Oligopoly is present when a handful of competitors dominate the market for a good or service and each firm makes pricing and marketing decisions in light of the expected response by rivals. Individual firms have the ability to set pricing and production strategy, and they enjoy the potential for economic profits in both the short run and the long run. Oligopoly describes markets that can be characterized as follows:
• Few sellers. A handful of firms produces the bulk of industry output.
• Homogeneous or unique product. Oligopoly output can be homogeneous (e.g., aluminum) or distinctive (e.g., ready-to-eat cereal).
• Blockaded entry and exit. Firms are heavily restricted from entering or leaving the industry.
• Imperfect dissemination of information. Cost, price, and product quality information is withheld from uninformed buyers.
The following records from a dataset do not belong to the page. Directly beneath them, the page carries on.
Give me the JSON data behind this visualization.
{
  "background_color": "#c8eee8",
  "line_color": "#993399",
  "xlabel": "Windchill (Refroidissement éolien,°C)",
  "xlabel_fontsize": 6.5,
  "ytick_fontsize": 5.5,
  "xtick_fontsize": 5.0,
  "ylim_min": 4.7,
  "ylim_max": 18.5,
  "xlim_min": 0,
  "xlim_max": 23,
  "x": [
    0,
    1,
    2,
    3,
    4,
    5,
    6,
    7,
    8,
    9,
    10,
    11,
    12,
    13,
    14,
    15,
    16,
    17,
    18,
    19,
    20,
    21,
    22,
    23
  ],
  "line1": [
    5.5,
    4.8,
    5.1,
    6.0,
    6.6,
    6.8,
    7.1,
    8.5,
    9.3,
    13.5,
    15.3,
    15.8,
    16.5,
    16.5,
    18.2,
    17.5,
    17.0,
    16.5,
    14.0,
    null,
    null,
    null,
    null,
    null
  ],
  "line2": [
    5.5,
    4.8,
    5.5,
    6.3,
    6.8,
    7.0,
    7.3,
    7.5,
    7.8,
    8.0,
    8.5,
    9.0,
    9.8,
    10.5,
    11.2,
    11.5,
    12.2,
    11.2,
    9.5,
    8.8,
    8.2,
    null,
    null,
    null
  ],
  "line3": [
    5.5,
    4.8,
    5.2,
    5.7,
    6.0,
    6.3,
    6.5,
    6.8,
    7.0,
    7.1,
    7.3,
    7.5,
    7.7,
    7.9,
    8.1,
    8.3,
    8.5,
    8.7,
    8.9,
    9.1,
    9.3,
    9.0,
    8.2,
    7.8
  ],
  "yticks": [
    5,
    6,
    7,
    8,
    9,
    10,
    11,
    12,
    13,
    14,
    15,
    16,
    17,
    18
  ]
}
In the United States, aluminum, cigarettes, electrical equipment, filmed entertainment production and distribution, glass, long-distance telecommunications, and ready-to-eat cereals are all produced and sold under conditions of oligopoly. In each of these industries, a small number of firms produces a dominant percentage of all industry output. In the ready-to-eat breakfast cereal industry, for example, Kellogg, Kraft (Post cereals), General Mills, Nabisco, and Quaker Oats are responsible for almost all domestic production in the United States. Durable customer loyalty gives rise to fat profit margins and rates of return on assets that are two to three times food industry norms. Corn Flakes, Sugar Frosted Flakes, Cheerios, Raisin
Bran, Wheaties, and a handful of other brands continue to dominate the industry year after year and make successful entry extremely difficult. Even multinational food giant Nestlé sought and obtained a joint venture agreement with General Mills rather than enter the potentially lucrative European breakfast cereal market by itself. Long-distance telephone service is also highly concentrated, with AT&T, Sprint, and WorldCom providing almost all domestic wire-line service to residential customers.
Oligopoly also is present in a number of local markets. In many retail markets for gasoline and food, for example, only a few service stations and grocery stores compete within a small geographic area. Drycleaning services are also sometimes provided by a relative handful of firms in small to medium-size cities and towns.